The underlying flax.linen.attention.dot_product_attention accepts a bias= arg directly. So we wrap it with a closure that pre-binds our bias, and pass that as attention_fn=:

from flax.linen.attention import dot_product_attention

def alibi_fn(query, key, value, bias_=None, mask=None, **kwargs):
    # Inject our pre-computed ALiBi bias.
    return dot_product_attention(query, key, value,
                                 bias=alibi_bias, mask=mask, **kwargs)

attn = nn.MultiHeadDotProductAttention(num_heads=H,
                                       qkv_features=D,
                                       attention_fn=alibi_fn)
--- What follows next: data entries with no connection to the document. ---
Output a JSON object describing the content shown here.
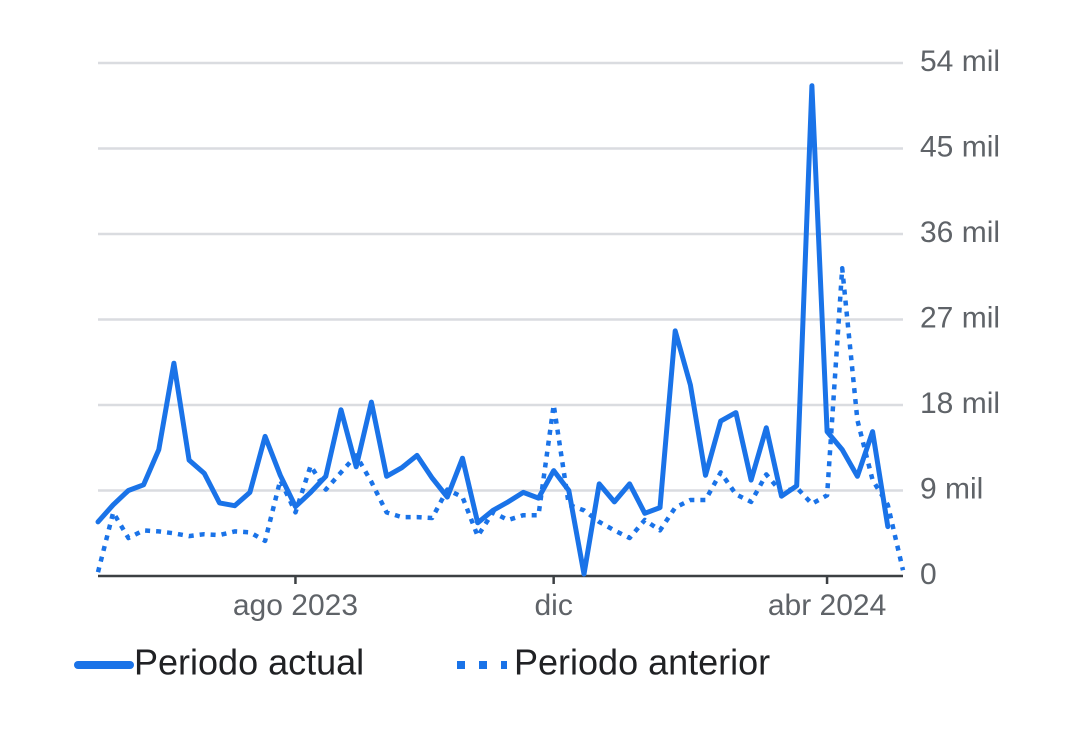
{
  "chart_data": {
    "type": "line",
    "categories": [
      null,
      null,
      null,
      null,
      null,
      null,
      null,
      null,
      null,
      null,
      null,
      null,
      null,
      "ago 2023",
      null,
      null,
      null,
      null,
      null,
      null,
      null,
      null,
      null,
      null,
      null,
      null,
      null,
      null,
      null,
      null,
      "dic",
      null,
      null,
      null,
      null,
      null,
      null,
      null,
      null,
      null,
      null,
      null,
      null,
      null,
      null,
      null,
      null,
      null,
      "abr 2024",
      null,
      null,
      null,
      null,
      null
    ],
    "series": [
      {
        "name": "Periodo actual",
        "color": "#1a73e8",
        "dash": "solid",
        "values": [
          5.7,
          7.5,
          9.0,
          9.6,
          13.3,
          22.4,
          12.2,
          10.8,
          7.7,
          7.4,
          8.8,
          14.7,
          10.6,
          7.3,
          8.8,
          10.5,
          17.5,
          11.5,
          18.3,
          10.5,
          11.4,
          12.7,
          10.3,
          8.3,
          12.4,
          5.6,
          6.9,
          7.8,
          8.8,
          8.2,
          11.1,
          9.0,
          0.2,
          9.7,
          7.8,
          9.7,
          6.6,
          7.2,
          25.8,
          20.1,
          10.6,
          16.3,
          17.2,
          10.1,
          15.6,
          8.4,
          9.5,
          51.6,
          15.2,
          13.3,
          10.5,
          15.2,
          5.2,
          null
        ]
      },
      {
        "name": "Periodo anterior",
        "color": "#1a73e8",
        "dash": "dotted",
        "values": [
          0.4,
          6.7,
          4.0,
          4.8,
          4.7,
          4.5,
          4.2,
          4.4,
          4.3,
          4.7,
          4.6,
          3.7,
          10.1,
          6.7,
          11.6,
          9.1,
          10.9,
          12.7,
          9.9,
          6.7,
          6.2,
          6.2,
          6.1,
          9.1,
          8.3,
          4.2,
          6.7,
          5.9,
          6.4,
          6.4,
          18.0,
          7.5,
          6.9,
          5.7,
          4.8,
          4.0,
          5.9,
          4.8,
          7.2,
          8.0,
          8.0,
          10.9,
          8.6,
          7.8,
          10.7,
          8.8,
          9.3,
          7.6,
          8.5,
          32.4,
          16.4,
          10.1,
          7.5,
          0.6
        ]
      }
    ],
    "ylim": [
      0,
      54
    ],
    "yticks": [
      0,
      {
        "value": 9,
        "label": "9 mil"
      },
      {
        "value": 18,
        "label": "18 mil"
      },
      {
        "value": 27,
        "label": "27 mil"
      },
      {
        "value": 36,
        "label": "36 mil"
      },
      {
        "value": 45,
        "label": "45 mil"
      },
      {
        "value": 54,
        "label": "54 mil"
      }
    ],
    "grid": true,
    "legend": "bottom"
  }
}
attention_fn is a constructor kwarg of nn.MultiHeadDotProductAttention — replace the default SDPA with one that always adds your bias.

Bias shape gotcha

Internally Flax computes scores with shape (batch, H, T_q, T_k) (or (H, T_q, T_k) if you pass a 2-D input — it’ll broadcast). The bias needs to broadcast against that. Our (H, T, T) works because it matches the trailing three dims; the missing leading batch dim broadcasts.

Computing |i - j|

i = jnp.arange(T)[None, :, None]   # shape (1, T, 1)
j = jnp.arange(T)[None, None, :]   # shape (1, 1, T)
abs_diff = jnp.abs(i - j).astype(jnp.float32)   # (1, T, T)
bias = -slopes[:, None, None] * abs_diff        # (H, T, T)

Common pitfalls

Using mask= instead of bias= — Flax masks are boolean, they’d zero ALiBi’s nuance. attention_fn injection via a closure is the right path.
Wrong slope formula — 2 ** (-8 * (h+1) / H) is the canonical one. Some implementations use head index h directly without the +1. Pick one and be consistent.
Forgetting the negative sign — bias = -slopes * |i-j|. Without the negation, near tokens are punished and far tokens favored — anti-locality.

Problem

Implement mha_alibi(seed, x, num_heads, qkv_features):

Compute slopes: slopes = 2 ** (-8 * (jnp.arange(H) + 1) / H).
Build the bias: shape (H, T, T) with bias[h, i, j] = -slopes[h] * |i - j|.
Wrap dot_product_attention to inject the bias.
Build MHA with attention_fn=alibi_fn. Init, apply, return flat.

Inputs:

seed: int.
x: 2-D (T, D_in).
num_heads, qkv_features: ints.

Output: 1-D, the flattened ALiBi-attention output.